We desperately want to separate ourselves from those who gathered and raided the Capitol in D.C. but the truth is that we cannot. We cannot distance ourselves from them because they are beloved members of the Body of Christ. They are our family. We can attempt to distance ourselves from the people who attacked our Capitol all we want, but if we do not change our own hearts and our own teachings of the Gospel, the White Church in America will continue to grow and empower the next wave of insurrectionists. The White Church in America played a huge part in bringing us to this precipice. But there is always hope. We can reclaim our identity by rejecting the lies, the anger, the hatred, the racism, and divisiveness that has surrounded this nation.

We have an identity crisis in America.

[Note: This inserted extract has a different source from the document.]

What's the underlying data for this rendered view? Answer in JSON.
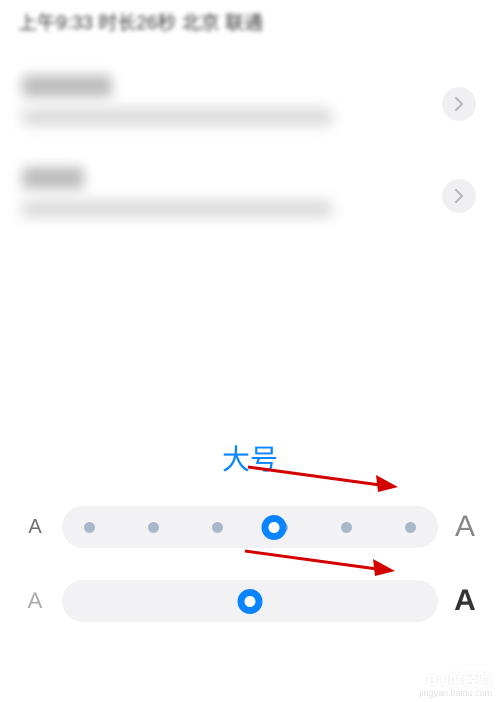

We have an identity crisis in the White Church, but we have the power to rewrite our narrative. We can be better, but first we have to admit that we see who we are in the mirror. We have to be willing to look at ourselves and see how we have been complicit in these events. We have to recognize who we were in the past and who we are today, in order to reclaim our intended identity for the future. One that ensures that the only reflection we see in one another moving forward is the one of Jesus Christ. An identity that strives to boldly choose love for our neighbors above anything else. That is the identity I desire for us. Let’s claim it.

**These ideas and thoughts are my own, and I do not speak on behalf of the beliefs and ideas of the congregation or denomination that I serve.